Pour ce qui concerne les objectifs de désenclavement numérique et le développement économique, il s’agit de regarder plus spécifiquement le volet « entreprises » des politiques des DSP. Au regard des expériences passées et actuelles, pour que le réseau fibre soit au service des besoins professionnels, voici quelques critères fondamentaux, même s’ils paraissent parfois évidents :

– Le réseau est activé : un réseau passif n’est évidemment pas utile par les entreprises même s’il existe de multiples opérateurs sur le territoire

– Le réseau est ouvert : des interconnexions vers d’autres réseaux de proximité ou nationaux permettent aux entreprises de mettre en place des connexions multi-sites, un des usages majeurs de la fibre

– Une offre de bande passante est proposée aux opérateurs : cette offre doit comporter une entrée de gamme à 1 méga garanti et des possibilités de changements ponctuels de débits afin de répondre au mieux aux besoins des entreprises… En effet, des offres à 10 mega garantis ciblent déjà un nombre restreint d’entreprises.

– Des tarifs concurrentiels : le prix des offres fibre historiques sont trop élevées pour la plupart des PME, véritable noyau du dynamisme économique en France.
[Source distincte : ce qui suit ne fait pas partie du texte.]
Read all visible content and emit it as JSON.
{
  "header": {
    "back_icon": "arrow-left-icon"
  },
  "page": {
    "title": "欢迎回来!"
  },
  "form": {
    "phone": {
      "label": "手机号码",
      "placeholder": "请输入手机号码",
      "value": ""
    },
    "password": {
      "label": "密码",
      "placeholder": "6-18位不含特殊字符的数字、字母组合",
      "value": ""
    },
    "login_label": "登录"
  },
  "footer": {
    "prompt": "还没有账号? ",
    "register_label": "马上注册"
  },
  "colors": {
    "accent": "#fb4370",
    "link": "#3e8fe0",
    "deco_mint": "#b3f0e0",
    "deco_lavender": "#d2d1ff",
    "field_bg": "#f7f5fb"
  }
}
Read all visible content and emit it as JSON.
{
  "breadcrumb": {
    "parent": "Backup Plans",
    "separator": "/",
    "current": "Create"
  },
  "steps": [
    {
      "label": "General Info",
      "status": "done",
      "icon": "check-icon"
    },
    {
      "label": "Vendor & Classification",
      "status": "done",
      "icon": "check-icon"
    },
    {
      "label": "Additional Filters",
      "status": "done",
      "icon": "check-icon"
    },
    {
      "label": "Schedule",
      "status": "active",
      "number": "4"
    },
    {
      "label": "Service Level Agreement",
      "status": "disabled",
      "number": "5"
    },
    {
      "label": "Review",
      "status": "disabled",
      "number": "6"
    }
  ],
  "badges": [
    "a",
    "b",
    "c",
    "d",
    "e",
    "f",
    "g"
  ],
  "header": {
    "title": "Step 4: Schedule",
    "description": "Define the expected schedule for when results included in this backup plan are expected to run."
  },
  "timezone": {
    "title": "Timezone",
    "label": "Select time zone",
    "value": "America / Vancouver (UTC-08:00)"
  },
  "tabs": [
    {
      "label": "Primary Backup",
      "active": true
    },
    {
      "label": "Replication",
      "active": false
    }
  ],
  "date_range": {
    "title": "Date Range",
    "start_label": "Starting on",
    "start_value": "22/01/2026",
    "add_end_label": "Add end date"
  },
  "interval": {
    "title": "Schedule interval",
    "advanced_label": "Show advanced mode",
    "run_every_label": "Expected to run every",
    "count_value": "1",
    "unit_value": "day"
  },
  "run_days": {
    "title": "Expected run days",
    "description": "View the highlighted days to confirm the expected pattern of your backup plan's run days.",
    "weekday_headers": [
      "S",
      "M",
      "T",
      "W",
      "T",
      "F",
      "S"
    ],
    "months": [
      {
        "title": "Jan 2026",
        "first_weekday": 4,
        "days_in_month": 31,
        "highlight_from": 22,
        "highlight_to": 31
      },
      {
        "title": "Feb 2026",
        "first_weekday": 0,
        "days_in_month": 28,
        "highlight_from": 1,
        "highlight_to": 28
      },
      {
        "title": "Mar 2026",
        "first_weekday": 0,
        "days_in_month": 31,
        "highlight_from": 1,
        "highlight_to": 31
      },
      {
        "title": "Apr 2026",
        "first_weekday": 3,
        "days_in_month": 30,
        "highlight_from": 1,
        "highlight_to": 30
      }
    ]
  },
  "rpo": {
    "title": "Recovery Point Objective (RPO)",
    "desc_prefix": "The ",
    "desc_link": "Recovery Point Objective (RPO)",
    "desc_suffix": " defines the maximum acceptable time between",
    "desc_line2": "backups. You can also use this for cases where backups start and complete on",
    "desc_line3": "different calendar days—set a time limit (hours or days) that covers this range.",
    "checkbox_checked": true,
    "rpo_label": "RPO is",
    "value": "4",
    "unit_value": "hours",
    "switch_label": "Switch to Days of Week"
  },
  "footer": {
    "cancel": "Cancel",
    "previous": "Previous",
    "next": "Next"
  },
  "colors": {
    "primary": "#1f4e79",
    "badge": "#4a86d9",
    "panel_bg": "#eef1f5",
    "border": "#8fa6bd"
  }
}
Fixer un tarif mensuel au prix du SDSL semble être un niveau envisageable pour promouvoir le passage au très haut débit pour les entreprises. Mais en réalité, le facteur décisif pour l’entrepreneur reste l’aide des collectivités sur l’investissement d’infrastructure que représentent les frais de raccordement.

– Une mise en concurrence réelle des opérateurs : si la neutralité est la règle, il s’avère que le principe de réalité ne favorise pas toujours les acteurs locaux ou moins connus, les mandataires des DSP étant souvent maîtrisés par des opérateurs nationaux.

– Une communication adaptée aux entreprises et aux électeurs : l’explosion de la bulle internet n’a pas facilité la communication sur la fibre optique, bien que les sujets soient en fin de compte assez éloignés…Pourtant, si les collectivités veulent promouvoir leur nouveau réseau de fibre optique, elles doivent avant tout expliquer les usages de cette nouvelle technologie et rentabiliser les investissements publics en multipliant les connexions sur leur réseau.

– La collectivité utilise sont réseau : en terme d’image et de rentabilité, il est nécessaire que les collectivités utilisent leurs réseaux. Conseils généraux, Chambres de Commerce et d’Industrie et mairies doivent donner l’exemple.

Avec le très haut débit, les collectivités possèdent une arme puissante de développement à moyen terme mais qui comporte quelques précautions d’usage. Dans ce contexte, les enjeux sur la mutualisation des réseaux locaux deviennent majeurs. Les collectivités ont intérêt à harmoniser les différentes modalités de gestion de leurs DSP même si elles craignent et parfois à juste titre à la création de nouveaux monopoles entre quelques acteurs majeurs du marché. Il sera d’ailleurs intéressant d’observer si les nouveaux opérateurs créés grâce à l’éclosion des DSP ne seront pas tour à tour rachetés par les leaders du marché.
Outil de revanche sur la maîtrise de leur territoire et de leurs politiques, le très haut débit devient un des rares leviers d’aménagement du territoire de nos politiques.